三菱ふそうトラック・バスは20日、伝達効率を極限にまで高めた6速デュアルクラッチ式トランスミッション「DUONIC」(デュオニック)を開発した。商用車向けデュアルクラッチの実用化は世界初としている。
同社はこれまで、2ペダル式自動トランスミッションを開発してきたが、DUONICはその集大成となるもの。DUONICは、従来の機械式自動トランスミッションの基本構造をベースにデュアルクラッチ化し、変速ショックを最小限に抑えるとともに、変速時のトルク抜けを解消、滑らかなシフト感を実現する。

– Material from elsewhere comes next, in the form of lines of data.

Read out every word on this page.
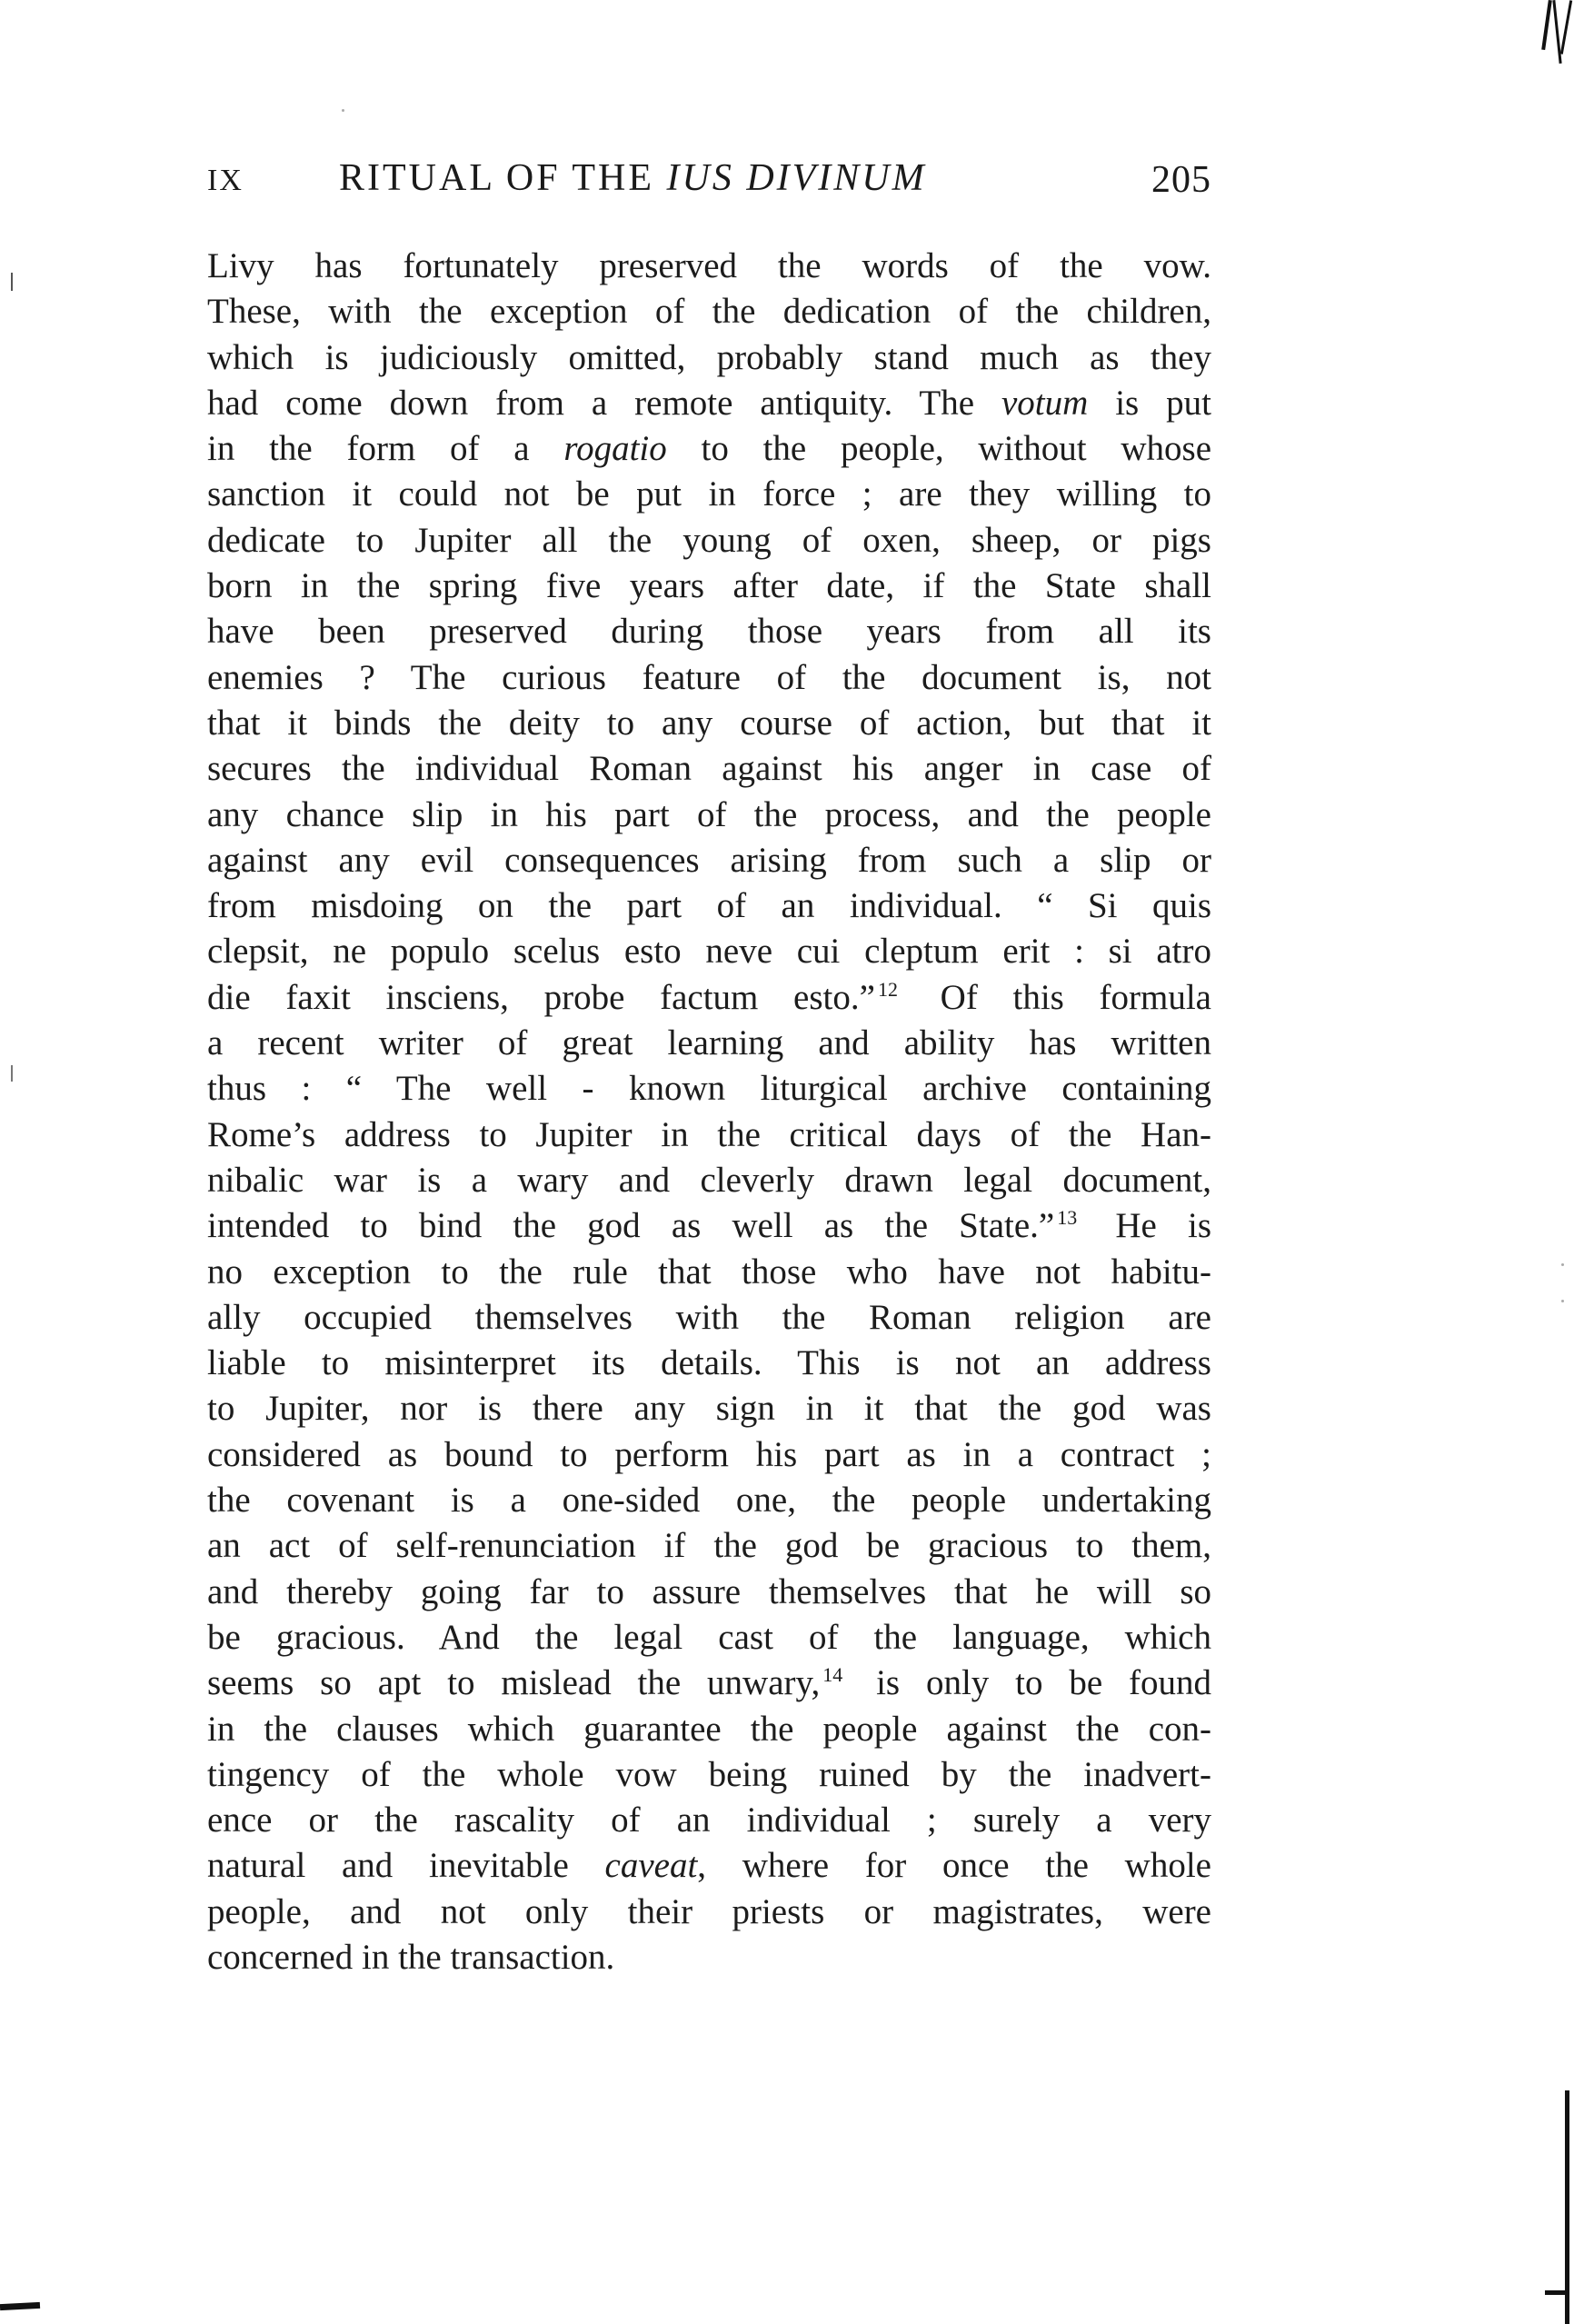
IX	RITUAL OF THE IUS DIVINUM	205
Livy has fortunately preserved the words of the vow.
These, with the exception of the dedication of the children,
which is judiciously omitted, probably stand much as they
had come down from a remote antiquity. The votum is put
in the form of a rogatio to the people, without whose
sanction it could not be put in force ; are they willing to
dedicate to Jupiter all the young of oxen, sheep, or pigs
born in the spring five years after date, if the State shall
have been preserved during those years from all its
enemies ? The curious feature of the document is, not
that it binds the deity to any course of action, but that it
secures the individual Roman against his anger in case of
any chance slip in his part of the process, and the people
against any evil consequences arising from such a slip or
from misdoing on the part of an individual. “ Si quis
clepsit, ne populo scelus esto neve cui cleptum erit : si atro
die faxit insciens, probe factum esto.” $^{12}$ Of this formula
a recent writer of great learning and ability has written
thus : “ The well - known liturgical archive containing
Rome’s address to Jupiter in the critical days of the Han-
nibalic war is a wary and cleverly drawn legal document,
intended to bind the god as well as the State.” $^{13}$ He is
no exception to the rule that those who have not habitu-
ally occupied themselves with the Roman religion are
liable to misinterpret its details. This is not an address
to Jupiter, nor is there any sign in it that the god was
considered as bound to perform his part as in a contract ;
the covenant is a one-sided one, the people undertaking
an act of self-renunciation if the god be gracious to them,
and thereby going far to assure themselves that he will so
be gracious. And the legal cast of the language, which
seems so apt to mislead the unwary, $^{14}$ is only to be found
in the clauses which guarantee the people against the con-
tingency of the whole vow being ruined by the inadvert-
ence or the rascality of an individual ; surely a very
natural and inevitable caveat, where for once the whole
people, and not only their priests or magistrates, were
concerned in the transaction.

DUONICの変速制御では、ファジィ制御を採用し、車両の負荷、車速、アクセル開度などを総合的に判断した上で、ドライバーの意思に近い変速となるよう制御する。伝達ロスの少ない機械式トランスミッションの特性、適切な変速プログラムによるギヤ選択によって、理想的な省燃費とパワフルでゆとりのある走りを両立する。また、ECOモードによる早めのシフトアップを可能とし、渋滞時での燃費悪化を抑える。
湿式クラッチを採用して、トルコン式ATと同様のクリープ機能を追加した。微速走行時の速度コントロールや坂道発進も容易となる。また、乗用車で普及しているトルコン式ATと同様に、トランスミッションにパーキング機構を追加した。トランスミッション内部のギヤをロックすることで、車両を確実に固定し、安全性を高める。
DUONICは、設計から制御プログラムの構築まで、同社が独自に実施し、生産・組立も同社で行う。